En ese ciclo de diagnóstico, tratamiento, recuperación y hospitalización, Milena dice que para su hermana lo más duro de toda la enfermedad fue el momento en que perdió su cabello. Era una mujer de cabello rizado. Y de un momento a otro lo perdió por el mismo tratamiento.

“Ella lloraba cuando se miraba y nosotras también llorábamos mucho al verla sin su cabello. Ese proceso lo describiría como el más doloroso”, admite Milena.

Previó al diagnóstico de su hermana en la familia no tenía antecedentes de cáncer, fue el primero. Jamás pensaron que le tocaría a ella. Pues era la hermana mayor, que regularmente se hacía chequeos generales de salud. El acudir a una clínica privada y recibir un diagnóstico errado le complicó el tratamiento.

Eliza murió a sus 46 años en febrero de 2016. Tras un año y tres meses de batalla contra el cáncer de mama que al final afectó a otros órganos del cuerpo.
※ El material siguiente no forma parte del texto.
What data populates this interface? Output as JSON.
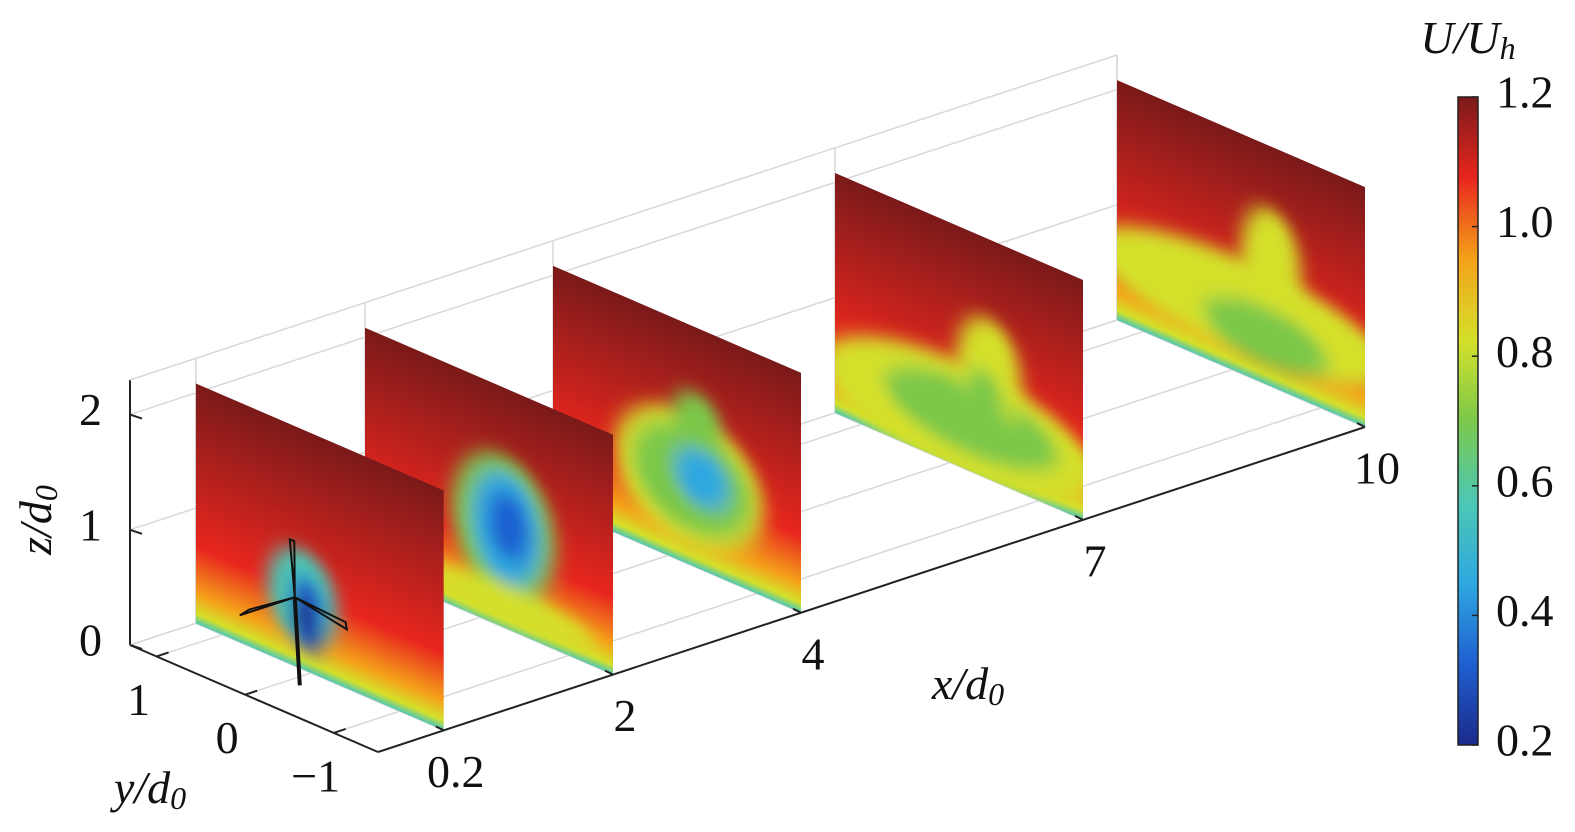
{
  "chart_data": {
    "type": "slices3d",
    "x_label": {
      "text": "x/d",
      "sub": "0"
    },
    "y_label": {
      "text": "y/d",
      "sub": "0"
    },
    "z_label": {
      "text": "z/d",
      "sub": "0"
    },
    "colorbar_label": {
      "text": "U/U",
      "sub": "h"
    },
    "xlim": [
      -0.5,
      10
    ],
    "ylim": [
      -1.5,
      1.3
    ],
    "zlim": [
      0,
      2.3
    ],
    "xticks": [
      0.2,
      2,
      4,
      7,
      10
    ],
    "yticks": [
      1,
      0,
      {
        "value": -1,
        "label": "−1"
      }
    ],
    "zticks": [
      0,
      1,
      2
    ],
    "slices": [
      0.2,
      2,
      4,
      7,
      10
    ],
    "clim": [
      0.2,
      1.2
    ],
    "cticks": [
      0.2,
      0.4,
      0.6,
      0.8,
      {
        "value": 1,
        "label": "1.0"
      },
      1.2
    ],
    "colormap": [
      "#1b2a8a",
      "#1f5fd0",
      "#2fa8e0",
      "#4cc8b4",
      "#7cc84a",
      "#d4e02a",
      "#f5a21a",
      "#e8261e",
      "#7a1a1a"
    ],
    "grid": true
  }
}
Desde entonces sus dos hermanas se realizan chequeos cada dos años, porque saben que el cáncer es una enfermedad que puede matar.

“Una nunca se imagina que va a llegar esa enfermedad, pero uno sí debe de pensar que sí puede llegar esa enfermedad y que por eso debemos cuidarnos y tratarnos por cualquier cosita, ir donde médicos que sí saben, hay que tener mucho cuidado a qué médico va a ir porque eso también influye y que no le pase lo que a nosotras nos pasó”, recomienda Milena.

Y con el dolor que les supuso este acompañamiento a su familiar admite que no lo han sanado. Nunca han asistido a un tratamiento psicológico y la forma de cuidar sus emociones es aferrándose a la fe.